Francia es asolada otra vez por la protesta social. La razón es una reforma que sube la edad de jubilación de 62 a 64 años. Esta fue aprobada en el Senado, pero luego el Presidente Macron, ante el temor de un rechazo en la Asamblea Nacional, invocó el artículo 49.3 de la Constitución, que permite forzar la adopción de una ley sin el voto de la Asamblea. Este artículo se ha usado cien veces desde que fue establecido por De Gaulle.
La esperanza de vida de los franceses pasó de 70 años en 1960 a 82 hoy, o sea, las pensiones deben financiar unos 20 costosos años de vida. Todos los países vecinos trabajan hasta los 65 o más. Francia gasta el 14% de su PIB en pensiones, el doble que el promedio en la OCDE, y se proyecta que este gasto crezca a medida que siga envejeciendo. En suma, la necesidad de la reforma nace de fuerzas tan profundas como la demografía y las matemáticas. Por cierto, una sociedad podría válidamente decidir trabajar menos, pero en la práctica ello implica un menor nivel de vida, y no parece que los franceses estén dispuestos a reducir su potente Estado de bienestar para financiar a una población que envejece.
La reforma de pensiones era parte del programa de gobierno con que Macron, hace solo un año, venció holgadamente a la candidata de extrema derecha Marine Le Pen. Aunque buena parte de su voto fuera en rechazo a ella, tampoco puede alegarse engaño.
Macron parece tener la convicción de que la reforma es necesaria. Pero se le acusa de estar desconectado de la clase trabajadora y del modo de vida francés; también de autoritarismo, por haber eludido el voto de la Asamblea. El hecho es que la ciudadanía no quiere trabajar más (¿quién querría?) y se ha volcado, francesamente, a la protesta y las huelgas.

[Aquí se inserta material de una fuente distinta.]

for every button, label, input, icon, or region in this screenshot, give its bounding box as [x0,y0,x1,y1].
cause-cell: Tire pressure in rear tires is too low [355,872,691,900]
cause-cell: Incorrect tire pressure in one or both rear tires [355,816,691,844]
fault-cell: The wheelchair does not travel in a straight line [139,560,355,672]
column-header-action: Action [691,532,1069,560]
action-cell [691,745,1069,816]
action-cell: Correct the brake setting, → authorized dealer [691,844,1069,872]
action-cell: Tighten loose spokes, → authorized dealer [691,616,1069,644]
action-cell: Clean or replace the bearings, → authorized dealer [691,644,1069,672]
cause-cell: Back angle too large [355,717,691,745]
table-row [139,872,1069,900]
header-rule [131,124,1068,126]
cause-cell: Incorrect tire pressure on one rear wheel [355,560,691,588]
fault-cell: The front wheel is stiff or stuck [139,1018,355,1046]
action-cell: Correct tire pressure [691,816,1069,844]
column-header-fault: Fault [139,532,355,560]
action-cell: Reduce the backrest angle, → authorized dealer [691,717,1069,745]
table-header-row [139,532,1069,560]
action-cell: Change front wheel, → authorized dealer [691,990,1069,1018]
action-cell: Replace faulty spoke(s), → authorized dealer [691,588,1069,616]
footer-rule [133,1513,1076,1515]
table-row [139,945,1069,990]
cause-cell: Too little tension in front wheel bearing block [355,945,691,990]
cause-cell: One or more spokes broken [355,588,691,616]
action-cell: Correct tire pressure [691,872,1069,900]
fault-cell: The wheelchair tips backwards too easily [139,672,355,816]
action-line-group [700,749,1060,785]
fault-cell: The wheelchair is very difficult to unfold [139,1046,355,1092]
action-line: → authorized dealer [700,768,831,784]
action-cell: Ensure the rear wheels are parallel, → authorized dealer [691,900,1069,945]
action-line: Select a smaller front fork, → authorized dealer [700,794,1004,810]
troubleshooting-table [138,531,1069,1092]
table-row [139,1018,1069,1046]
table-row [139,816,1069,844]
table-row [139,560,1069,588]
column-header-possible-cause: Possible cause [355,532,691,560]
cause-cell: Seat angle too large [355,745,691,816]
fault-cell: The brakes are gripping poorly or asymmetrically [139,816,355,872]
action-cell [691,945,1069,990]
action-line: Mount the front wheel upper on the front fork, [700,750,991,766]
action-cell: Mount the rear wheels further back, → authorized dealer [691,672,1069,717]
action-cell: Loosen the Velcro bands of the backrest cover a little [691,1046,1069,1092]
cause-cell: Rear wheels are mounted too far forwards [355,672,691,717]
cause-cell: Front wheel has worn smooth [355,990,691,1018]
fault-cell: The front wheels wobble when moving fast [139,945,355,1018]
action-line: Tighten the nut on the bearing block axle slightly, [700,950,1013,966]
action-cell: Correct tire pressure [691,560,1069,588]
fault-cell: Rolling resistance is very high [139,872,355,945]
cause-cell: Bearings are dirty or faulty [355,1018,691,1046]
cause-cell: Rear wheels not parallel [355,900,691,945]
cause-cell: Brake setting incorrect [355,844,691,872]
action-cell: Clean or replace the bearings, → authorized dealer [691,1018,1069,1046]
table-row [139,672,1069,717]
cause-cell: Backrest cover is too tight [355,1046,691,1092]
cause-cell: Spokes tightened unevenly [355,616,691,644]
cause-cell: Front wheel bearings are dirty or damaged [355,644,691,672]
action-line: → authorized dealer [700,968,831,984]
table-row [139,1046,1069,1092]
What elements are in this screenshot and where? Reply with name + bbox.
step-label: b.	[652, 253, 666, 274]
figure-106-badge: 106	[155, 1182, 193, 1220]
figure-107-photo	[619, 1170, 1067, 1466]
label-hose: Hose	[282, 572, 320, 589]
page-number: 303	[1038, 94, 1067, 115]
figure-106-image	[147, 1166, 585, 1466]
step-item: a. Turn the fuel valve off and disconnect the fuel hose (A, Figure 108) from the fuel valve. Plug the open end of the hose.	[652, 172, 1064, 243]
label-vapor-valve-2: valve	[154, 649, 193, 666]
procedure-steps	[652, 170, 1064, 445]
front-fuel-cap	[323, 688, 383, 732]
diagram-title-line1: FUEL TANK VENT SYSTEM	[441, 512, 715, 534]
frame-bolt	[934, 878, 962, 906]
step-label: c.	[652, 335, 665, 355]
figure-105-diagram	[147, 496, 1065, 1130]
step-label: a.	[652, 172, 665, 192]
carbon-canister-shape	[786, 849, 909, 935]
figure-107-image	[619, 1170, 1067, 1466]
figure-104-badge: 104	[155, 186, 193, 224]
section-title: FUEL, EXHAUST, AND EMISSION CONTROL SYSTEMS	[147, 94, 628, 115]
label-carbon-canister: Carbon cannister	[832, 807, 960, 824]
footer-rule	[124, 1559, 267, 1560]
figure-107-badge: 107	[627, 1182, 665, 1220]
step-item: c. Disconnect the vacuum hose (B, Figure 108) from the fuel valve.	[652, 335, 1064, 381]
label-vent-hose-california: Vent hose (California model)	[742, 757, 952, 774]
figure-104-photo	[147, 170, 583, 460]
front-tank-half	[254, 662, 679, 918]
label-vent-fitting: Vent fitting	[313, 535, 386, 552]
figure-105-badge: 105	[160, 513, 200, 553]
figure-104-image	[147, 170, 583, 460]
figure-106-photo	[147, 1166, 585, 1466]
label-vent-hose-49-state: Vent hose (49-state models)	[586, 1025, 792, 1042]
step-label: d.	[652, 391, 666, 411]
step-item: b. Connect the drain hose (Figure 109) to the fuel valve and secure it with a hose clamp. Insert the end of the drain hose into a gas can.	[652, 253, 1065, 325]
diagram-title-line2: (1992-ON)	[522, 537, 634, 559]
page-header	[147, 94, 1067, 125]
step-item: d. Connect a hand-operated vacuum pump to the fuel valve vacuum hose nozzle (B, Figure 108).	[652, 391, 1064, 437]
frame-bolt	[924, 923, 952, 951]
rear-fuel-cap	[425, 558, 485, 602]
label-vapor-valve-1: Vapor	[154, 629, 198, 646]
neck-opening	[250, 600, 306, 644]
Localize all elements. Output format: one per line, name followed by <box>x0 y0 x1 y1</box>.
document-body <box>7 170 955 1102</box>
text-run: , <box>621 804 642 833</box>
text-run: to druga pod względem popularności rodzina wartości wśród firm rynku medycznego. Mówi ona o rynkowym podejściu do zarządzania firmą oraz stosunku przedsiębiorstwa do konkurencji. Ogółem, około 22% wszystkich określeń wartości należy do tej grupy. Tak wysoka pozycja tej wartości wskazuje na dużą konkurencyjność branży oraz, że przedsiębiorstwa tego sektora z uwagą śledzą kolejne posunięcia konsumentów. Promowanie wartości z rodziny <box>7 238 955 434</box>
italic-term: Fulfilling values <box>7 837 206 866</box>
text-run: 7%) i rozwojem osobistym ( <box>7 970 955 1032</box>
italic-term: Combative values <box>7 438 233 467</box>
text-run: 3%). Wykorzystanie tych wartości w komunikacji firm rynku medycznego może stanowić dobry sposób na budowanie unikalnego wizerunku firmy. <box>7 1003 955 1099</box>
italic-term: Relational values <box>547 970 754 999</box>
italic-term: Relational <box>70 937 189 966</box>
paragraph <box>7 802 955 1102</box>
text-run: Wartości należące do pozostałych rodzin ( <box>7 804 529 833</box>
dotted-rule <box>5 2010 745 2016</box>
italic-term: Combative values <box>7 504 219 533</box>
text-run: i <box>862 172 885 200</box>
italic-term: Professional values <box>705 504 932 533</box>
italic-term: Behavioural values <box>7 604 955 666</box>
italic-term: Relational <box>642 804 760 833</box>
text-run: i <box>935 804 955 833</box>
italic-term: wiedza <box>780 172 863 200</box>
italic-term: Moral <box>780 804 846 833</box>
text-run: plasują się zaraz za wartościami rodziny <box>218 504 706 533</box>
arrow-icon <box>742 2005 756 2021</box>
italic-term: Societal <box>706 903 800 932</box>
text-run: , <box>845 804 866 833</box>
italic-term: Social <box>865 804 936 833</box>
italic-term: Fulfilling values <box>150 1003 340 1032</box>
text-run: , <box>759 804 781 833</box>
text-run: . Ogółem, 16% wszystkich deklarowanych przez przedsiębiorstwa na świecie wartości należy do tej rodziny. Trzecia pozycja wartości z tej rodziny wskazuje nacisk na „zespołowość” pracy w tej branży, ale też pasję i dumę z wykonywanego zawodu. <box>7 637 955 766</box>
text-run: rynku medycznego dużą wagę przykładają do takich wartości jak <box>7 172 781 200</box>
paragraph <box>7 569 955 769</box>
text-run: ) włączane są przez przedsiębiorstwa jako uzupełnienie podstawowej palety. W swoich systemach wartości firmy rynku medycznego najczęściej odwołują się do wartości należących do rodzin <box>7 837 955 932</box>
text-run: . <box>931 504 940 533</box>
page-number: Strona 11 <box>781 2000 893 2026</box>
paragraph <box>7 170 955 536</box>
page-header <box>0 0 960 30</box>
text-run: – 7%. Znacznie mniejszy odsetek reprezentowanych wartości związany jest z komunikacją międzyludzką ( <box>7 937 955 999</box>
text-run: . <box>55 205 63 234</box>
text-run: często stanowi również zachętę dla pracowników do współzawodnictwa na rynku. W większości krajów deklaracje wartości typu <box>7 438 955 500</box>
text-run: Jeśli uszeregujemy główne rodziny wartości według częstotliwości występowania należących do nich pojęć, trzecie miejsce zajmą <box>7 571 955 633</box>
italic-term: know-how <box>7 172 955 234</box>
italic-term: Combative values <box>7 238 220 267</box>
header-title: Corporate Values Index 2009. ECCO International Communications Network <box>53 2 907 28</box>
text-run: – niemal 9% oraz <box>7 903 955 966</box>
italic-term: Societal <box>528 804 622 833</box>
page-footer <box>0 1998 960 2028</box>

Más allá de Macron, ¿hasta qué punto es legítimo que quienes ejercen el poder vayan campantemente contra la voluntad de las mayorías? ¿Son los políticos electos personas en quienes confiamos decisiones o son algo así como “voceros” de las preferencias de sus representados?
La democracia representativa es la única factible en una sociedad compleja. Pero sus virtudes van mucho más allá de eso. Elegimos a representantes en la expectativa de que profundicen en los problemas y estudien sus aspectos técnicos y efectos de largo plazo, para luego deliberar, escuchar razones y sopesar los valores en juego de acuerdo con su visión de mundo. Todo ello exige una dedicación que pocos ciudadanos pueden entregar, y por ello, además, les pagamos. Sin duda, los políticos deben escuchar a la ciudadanía, pero ello no equivale a seguir siempre la ola del momento: el representante que se forma una opinión contraria a la mayoría no solo puede, sino que debe seguir su convicción. Mal que mal, si las mayorías no se terminan por convencer, podrán luego castigarlo con su voto.
Los políticos de carne y hueso suelen no estar a la altura del ideal democrático. Pero los representantes-voceros lo están aún menos (la moda de los retiros y los partidos políticos que se jactan de definir sus posturas vía encuestas nos han dejado un gusto amargo). Vale la pena discutir qué queremos de la representación política y cómo la materializamos mejor en nuestra futura Constitución. Por de pronto, Bloomberg nos informa que quien va ganando votos, por ahora, no es otra que Marine Le Pen.